優しく俺に微笑む笑顔はいつもの安澄なのに、見慣れてるのに、どきどきする。

安澄が俺の手を取る。


「俺、景が好き。俺の好きな人は景だよ」

「………嘘だ」

「なんで嘘だと思うの?」


なんでって…。


「だって俺、いいとこなにもない…見た目も普通だし、勉強だって安澄に見てもらってなんとか追い付いてる感じだし、性格悪いし…」

「景はいいところだらけだよ。ひとりでいる俺に声をかけてくれたり、いつも笑っていてくれたり、俺が作るもの喜んで食べてくれたり…ちょっとおバカで抜けてるけど」


安澄が言う俺は、俺が知ってる自分とは違う。

疑問符がふわふわしてる。

それ誰のこと?って。


「景、俺の恋人になる気はない?」

「こっ……!」


えっ!?

なにそれ。


「いびと……って、なに?」

「だから俺と付き合ってくださいって言ってるんだけど」

「安澄は俺が好きなの?」

「何度もそう言ってる」


困ったように笑う表情が優しくて、安澄に握られている手をじっと見る。

それからもう一度安澄の顔を見る。


「…俺でいいの?」

「景がいい」

「俺、安澄のこと好きかわからないよ?」

「さっきの様子を見てたら、景が俺を好きなのははっきりしてると思うけど」


そう、なのかな。

言われてみれば、そうかも。

じゃあさっきのもやもやは……嫉妬?

顔が猛烈に熱くなってきた。


「だめだ! 絶対だめ!」

「なんで?」

「俺なんかが安澄を好きとかだめだ!」

「そんなことない。

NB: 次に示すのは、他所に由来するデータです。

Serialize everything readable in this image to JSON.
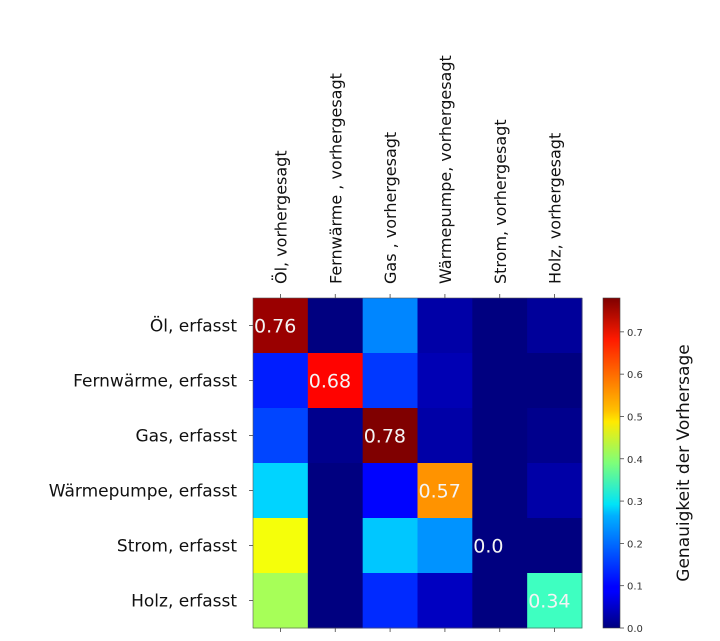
{
  "chart_data": {
    "type": "heatmap",
    "title": "",
    "row_labels": [
      "Öl, erfasst",
      "Fernwärme, erfasst",
      "Gas, erfasst",
      "Wärmepumpe, erfasst",
      "Strom, erfasst",
      "Holz, erfasst"
    ],
    "col_labels": [
      "Öl, vorhergesagt",
      "Fernwärme , vorhergesagt",
      "Gas , vorhergesagt",
      "Wärmepumpe, vorhergesagt",
      "Strom, vorhergesagt",
      "Holz, vorhergesagt"
    ],
    "values": [
      [
        0.76,
        0.0,
        0.2,
        0.03,
        0.0,
        0.02
      ],
      [
        0.12,
        0.68,
        0.14,
        0.04,
        0.0,
        0.0
      ],
      [
        0.15,
        0.01,
        0.78,
        0.03,
        0.0,
        0.01
      ],
      [
        0.26,
        0.0,
        0.1,
        0.57,
        0.0,
        0.03
      ],
      [
        0.48,
        0.0,
        0.25,
        0.21,
        0.0,
        0.0
      ],
      [
        0.42,
        0.0,
        0.13,
        0.05,
        0.0,
        0.34
      ]
    ],
    "annotations": [
      {
        "row": 0,
        "col": 0,
        "text": "0.76"
      },
      {
        "row": 1,
        "col": 1,
        "text": "0.68"
      },
      {
        "row": 2,
        "col": 2,
        "text": "0.78"
      },
      {
        "row": 3,
        "col": 3,
        "text": "0.57"
      },
      {
        "row": 4,
        "col": 4,
        "text": "0.0"
      },
      {
        "row": 5,
        "col": 5,
        "text": "0.34"
      }
    ],
    "colormap": "jet",
    "vmin": 0.0,
    "vmax": 0.78,
    "colorbar": {
      "label": "Genauigkeit der Vorhersage",
      "ticks": [
        0.0,
        0.1,
        0.2,
        0.3,
        0.4,
        0.5,
        0.6,
        0.7
      ],
      "tick_labels": [
        "0.0",
        "0.1",
        "0.2",
        "0.3",
        "0.4",
        "0.5",
        "0.6",
        "0.7"
      ]
    },
    "xlabel": "",
    "ylabel": "",
    "x_tick_position": "top"
  }
}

景が俺を好きじゃないのにあの態度だったら、俺落ち込むんだけど」


本当にしゅんとする安澄。

どうしよう、可愛く見える。


「ねえ、景は俺が好きなんでしょ? 好きって認めて?」

「…それ、は…」

「大丈夫。俺しか聞いてないから」

「……」


安澄が聞いてるから恥ずかしいんだって言っても聞いてくれないだろうな。


「……好きでも、怒らない?」

「俺が景に怒ることなんてひとつもないよ」

「でもさっき怒ってた」

「さっき?」

「肉と野菜まぜてるとき、見てていいかってしつこくしてたら、『もういいよ』って」


顔が赤くなるくらい怒ってた。

そう言うと。


「あれは……景に見られてるのが恥ずかしくて」

「?」

「あんまりじっと見られて、その…変な気分になっちゃって」


また頬を染める安澄。

変な気分ってなんだ。

問い詰めていいのかわからない。

だって安澄が今まで見たことのない顔をしてるから。


「…景を食べちゃいたいって思ってた」

「!!」

「色々、したいな…って」

「……」


それは、そういう…こと?

なんで?

俺、そんな態度も言葉もなかったよな?


「もう正直に言うけど、景に見られてるだけでめちゃくちゃ興奮する」


手を引っ張られて安澄の腕の中に収まってしまう。

心臓がものすごい暴れ方をして、優しいにおいにくらくらする。


「ねえ、泊まってくでしょ?」

「……」

「嫌って言っても帰さないから」


耳元で囁かれた後に、耳にふっと息を吹きかけられる。


「みっ…みもとで、しゃべるな…!」

「どうして?」

「だって…」


頭おかしくなる。

顔が熱過ぎて恥ずかしい。

でも安澄は俺の顔を覗き込む。


「真っ赤だね。ほんとに今すぐ食べたい」

「ロールキャベツ…」


俺が鍋をちらりと見ると、安澄がIHを切る。


「先に景をいただこうかな」

「え」

「ねえ、俺が好き?」

「………嫌いっていったら食べない?」

「食べ尽くして強引にでも好きって言わせる」

「……」


それってもう選択肢ないじゃん。

と思ってたらまた手を引かれて寝室に連れ込まれてしまった。

パタン、とドアが閉まって安澄と向かい合う。


「景、好きだよ」

「………うん、俺も…あ」


唇が重なって言葉の続きは呑み込まれてしまった。

せっかく素直に言おうと思ったのに。

ロールキャベツを食べるのは明日、だったりするのかな…。

どきどきが激しくて心臓が爆発しそう。